In stadio avanzato dell’infezione invece, i sintomi diventano più severi e si possono manifestare spazi tra i denti, recessioni gengivali e eccessive mobilità dentali.

In presenza di questi sintomi è opportuno rivolgersi immediatamente al proprio odontoiatra al fine di valutare la gravità dell’infezione e ricevere indicazioni in merito alla terapia da adottare.

Evitate di usare collutori o dentifrici particolari se non sono stati prima consigliati dal dentista, perché potrebbero risultare dannosi e aggravare la vostra situazione.

Conseguenza della gengivite

Se trascurata la gengivite può evolversi in una forma più grave, la cosiddetta Parodontite.

Questa infezione è dovuta da una retrazione del solco gengivale che forma delle tasche parodontali, queste tasche, sono spazi che si aprono tra i denti e le gengive determinando cosi l’accumulo di placca, insinuandosi sempre di più verso le ossa, fino a causare la perdita del dente.

Purtroppo questo processo avviene in maniera asintomatica progredendo e aggravando la malattia parodontale del paziente.

Come viene diagnosticata la gengivite

Per effettuare una diagnosi il dentista procederà con l’anamnesi o storia clinica del paziente cioè una indagine accurata con lo scopo di arricchire il quadro delle informazioni utili per il percorso diagnostico, grazie a questo sarà possibile risalire ai fattori scatenanti della gengivite.

Gengivite: Rimedi e cura

La gengivite soprattutto nella fase iniziale è molto facile da risolvere, la prima cosa da fare è prendersi cura della propria igiene orale, noi consigliamo spazzolino elettrico, filo interdentale o scovolino come principali metodi di prevenzione.
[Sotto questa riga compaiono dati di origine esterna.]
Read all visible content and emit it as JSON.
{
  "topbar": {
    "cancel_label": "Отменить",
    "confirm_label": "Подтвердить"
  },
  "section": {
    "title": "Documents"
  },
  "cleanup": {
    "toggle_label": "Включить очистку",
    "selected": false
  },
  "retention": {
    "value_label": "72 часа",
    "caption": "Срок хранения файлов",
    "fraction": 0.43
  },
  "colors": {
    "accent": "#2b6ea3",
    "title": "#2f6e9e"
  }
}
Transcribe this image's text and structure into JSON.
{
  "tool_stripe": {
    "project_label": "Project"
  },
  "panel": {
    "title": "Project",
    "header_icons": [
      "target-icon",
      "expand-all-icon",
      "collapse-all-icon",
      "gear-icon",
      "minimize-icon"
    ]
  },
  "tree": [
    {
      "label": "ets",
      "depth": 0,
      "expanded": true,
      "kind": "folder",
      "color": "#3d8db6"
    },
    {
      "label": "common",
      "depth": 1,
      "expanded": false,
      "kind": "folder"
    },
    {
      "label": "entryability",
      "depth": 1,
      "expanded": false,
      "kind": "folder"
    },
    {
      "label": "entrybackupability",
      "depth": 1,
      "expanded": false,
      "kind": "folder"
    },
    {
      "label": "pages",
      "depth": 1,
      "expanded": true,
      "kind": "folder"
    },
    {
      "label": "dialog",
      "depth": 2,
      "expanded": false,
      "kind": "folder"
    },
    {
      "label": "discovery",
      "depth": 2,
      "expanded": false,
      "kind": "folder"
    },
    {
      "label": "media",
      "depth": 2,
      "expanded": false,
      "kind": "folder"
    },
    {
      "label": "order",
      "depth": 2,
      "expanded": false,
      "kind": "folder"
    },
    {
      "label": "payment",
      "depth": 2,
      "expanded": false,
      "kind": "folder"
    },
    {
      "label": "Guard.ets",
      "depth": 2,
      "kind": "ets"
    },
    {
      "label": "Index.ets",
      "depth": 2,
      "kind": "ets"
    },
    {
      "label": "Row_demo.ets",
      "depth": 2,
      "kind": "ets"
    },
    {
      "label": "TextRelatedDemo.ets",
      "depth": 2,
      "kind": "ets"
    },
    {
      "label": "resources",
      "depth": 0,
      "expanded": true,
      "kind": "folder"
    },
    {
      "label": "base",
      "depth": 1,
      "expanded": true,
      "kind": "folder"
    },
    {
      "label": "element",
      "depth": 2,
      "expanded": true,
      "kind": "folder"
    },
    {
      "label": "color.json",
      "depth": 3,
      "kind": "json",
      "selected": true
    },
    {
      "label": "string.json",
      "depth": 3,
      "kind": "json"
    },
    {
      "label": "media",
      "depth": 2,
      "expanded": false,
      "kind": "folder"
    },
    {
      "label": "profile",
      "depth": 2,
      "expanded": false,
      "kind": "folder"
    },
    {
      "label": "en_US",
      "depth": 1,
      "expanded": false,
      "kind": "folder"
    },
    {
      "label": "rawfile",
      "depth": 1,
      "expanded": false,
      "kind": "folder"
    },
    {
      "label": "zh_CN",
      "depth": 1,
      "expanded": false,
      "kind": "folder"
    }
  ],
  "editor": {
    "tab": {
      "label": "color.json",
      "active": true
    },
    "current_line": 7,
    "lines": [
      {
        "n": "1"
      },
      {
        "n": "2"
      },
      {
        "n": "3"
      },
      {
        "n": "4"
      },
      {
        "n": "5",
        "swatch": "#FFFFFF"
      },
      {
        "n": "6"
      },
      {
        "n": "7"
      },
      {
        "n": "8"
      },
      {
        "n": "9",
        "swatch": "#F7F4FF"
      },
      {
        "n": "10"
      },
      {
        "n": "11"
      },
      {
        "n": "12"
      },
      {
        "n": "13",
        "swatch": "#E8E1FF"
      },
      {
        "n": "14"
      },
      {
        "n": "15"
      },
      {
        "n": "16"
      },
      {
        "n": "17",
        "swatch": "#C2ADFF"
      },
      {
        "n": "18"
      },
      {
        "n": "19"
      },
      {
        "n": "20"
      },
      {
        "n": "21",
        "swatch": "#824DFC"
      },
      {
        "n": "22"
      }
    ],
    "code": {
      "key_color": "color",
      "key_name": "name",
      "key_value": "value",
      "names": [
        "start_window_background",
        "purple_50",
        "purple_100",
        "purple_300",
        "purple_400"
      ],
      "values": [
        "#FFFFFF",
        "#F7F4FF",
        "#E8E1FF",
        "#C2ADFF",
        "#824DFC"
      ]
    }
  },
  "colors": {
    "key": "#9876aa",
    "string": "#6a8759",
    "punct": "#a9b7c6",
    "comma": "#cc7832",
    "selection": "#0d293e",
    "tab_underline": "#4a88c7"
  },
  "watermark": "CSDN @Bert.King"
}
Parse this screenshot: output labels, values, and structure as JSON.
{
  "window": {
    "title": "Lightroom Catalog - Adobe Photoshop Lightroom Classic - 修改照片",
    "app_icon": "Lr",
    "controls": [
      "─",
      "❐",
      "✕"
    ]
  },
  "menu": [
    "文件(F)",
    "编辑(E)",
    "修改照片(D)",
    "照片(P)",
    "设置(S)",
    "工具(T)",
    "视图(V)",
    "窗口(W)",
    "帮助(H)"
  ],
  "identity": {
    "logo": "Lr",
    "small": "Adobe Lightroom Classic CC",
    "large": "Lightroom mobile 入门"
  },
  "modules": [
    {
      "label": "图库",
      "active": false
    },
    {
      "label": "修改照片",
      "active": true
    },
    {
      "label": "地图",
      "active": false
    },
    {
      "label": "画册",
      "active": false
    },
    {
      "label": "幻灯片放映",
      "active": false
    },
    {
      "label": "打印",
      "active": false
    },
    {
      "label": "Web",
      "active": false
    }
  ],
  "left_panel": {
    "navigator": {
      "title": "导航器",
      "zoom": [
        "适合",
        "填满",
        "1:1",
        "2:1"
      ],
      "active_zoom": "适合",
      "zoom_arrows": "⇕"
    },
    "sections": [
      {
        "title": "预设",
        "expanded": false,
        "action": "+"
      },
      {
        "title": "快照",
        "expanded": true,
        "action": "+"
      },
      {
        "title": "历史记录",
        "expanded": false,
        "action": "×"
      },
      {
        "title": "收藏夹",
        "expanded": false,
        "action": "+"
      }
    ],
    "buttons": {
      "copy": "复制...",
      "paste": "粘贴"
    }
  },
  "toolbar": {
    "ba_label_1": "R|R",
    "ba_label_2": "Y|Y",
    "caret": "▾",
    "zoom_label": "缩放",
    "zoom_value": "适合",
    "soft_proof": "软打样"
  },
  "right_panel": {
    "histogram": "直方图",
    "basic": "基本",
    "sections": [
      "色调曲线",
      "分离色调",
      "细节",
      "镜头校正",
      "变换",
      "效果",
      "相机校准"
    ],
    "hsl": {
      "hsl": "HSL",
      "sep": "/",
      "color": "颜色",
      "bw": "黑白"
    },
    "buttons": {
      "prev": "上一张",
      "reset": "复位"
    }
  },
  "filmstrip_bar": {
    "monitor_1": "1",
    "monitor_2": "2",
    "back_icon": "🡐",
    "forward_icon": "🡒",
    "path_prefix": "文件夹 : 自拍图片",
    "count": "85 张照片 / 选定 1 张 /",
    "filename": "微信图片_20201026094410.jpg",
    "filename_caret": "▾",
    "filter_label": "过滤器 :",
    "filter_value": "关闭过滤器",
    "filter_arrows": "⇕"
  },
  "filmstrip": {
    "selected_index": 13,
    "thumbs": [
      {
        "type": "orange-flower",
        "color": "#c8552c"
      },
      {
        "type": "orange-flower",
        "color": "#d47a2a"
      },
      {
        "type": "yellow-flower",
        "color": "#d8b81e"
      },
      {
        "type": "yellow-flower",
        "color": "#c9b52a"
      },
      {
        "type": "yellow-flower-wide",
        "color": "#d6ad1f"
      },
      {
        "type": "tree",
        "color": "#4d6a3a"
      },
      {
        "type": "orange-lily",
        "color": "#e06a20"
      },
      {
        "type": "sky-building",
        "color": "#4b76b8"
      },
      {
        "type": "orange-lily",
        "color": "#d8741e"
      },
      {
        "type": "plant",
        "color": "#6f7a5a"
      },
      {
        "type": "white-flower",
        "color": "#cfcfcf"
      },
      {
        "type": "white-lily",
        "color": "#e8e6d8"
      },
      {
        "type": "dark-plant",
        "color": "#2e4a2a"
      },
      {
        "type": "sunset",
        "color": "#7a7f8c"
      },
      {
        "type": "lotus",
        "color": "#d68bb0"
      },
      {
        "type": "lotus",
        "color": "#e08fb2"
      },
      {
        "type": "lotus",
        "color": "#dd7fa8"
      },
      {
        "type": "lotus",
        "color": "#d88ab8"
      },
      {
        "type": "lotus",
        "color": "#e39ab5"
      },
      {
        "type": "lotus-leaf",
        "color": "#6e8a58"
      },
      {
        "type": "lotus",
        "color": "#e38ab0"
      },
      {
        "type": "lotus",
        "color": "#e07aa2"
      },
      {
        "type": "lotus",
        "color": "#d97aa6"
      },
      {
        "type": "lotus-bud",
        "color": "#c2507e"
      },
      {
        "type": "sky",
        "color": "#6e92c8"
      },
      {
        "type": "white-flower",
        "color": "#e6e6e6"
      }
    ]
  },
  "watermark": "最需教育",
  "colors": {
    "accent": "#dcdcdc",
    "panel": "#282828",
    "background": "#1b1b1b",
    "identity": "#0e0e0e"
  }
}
Se la gengivite è già in stadio avanzato è necessario l’intervento dell’odontoiatra che effettuerà una igiene orale professionale, in alcuni casi prescrive un tipo di collutorio particolare antisettico a base di clorexidina, questi collutori aiutano a controllare la placca batterica risolvendo cosi eventuali altre infiammazioni.

Come prevenire la gengivite

In fine volgiamo darvi qualche consiglio per prevenire questa infiammazione parodontale, come abbiamo già detto una corretta igiene orale dopo ogni pasto è molto importante, pulire anche la lingua ha un ruolo fondamentale perché oltre a prevenire la placca combatte anche l’alito cattivo (alitosi), evitate o limitate se possibile il consumo eccessivo di alcol e fumo, usate collutori antisettici senza abusarne perché potrebbero alterare lo smalto dentale naturale.

Sottoporsi una o due volte all’anno dal proprio dentista ed effettuare un igiene orale professionale per eliminare l’eventuale tartaro depositato nel corso del tempo, cosi da non incorrere in eventuali altre infiammazioni.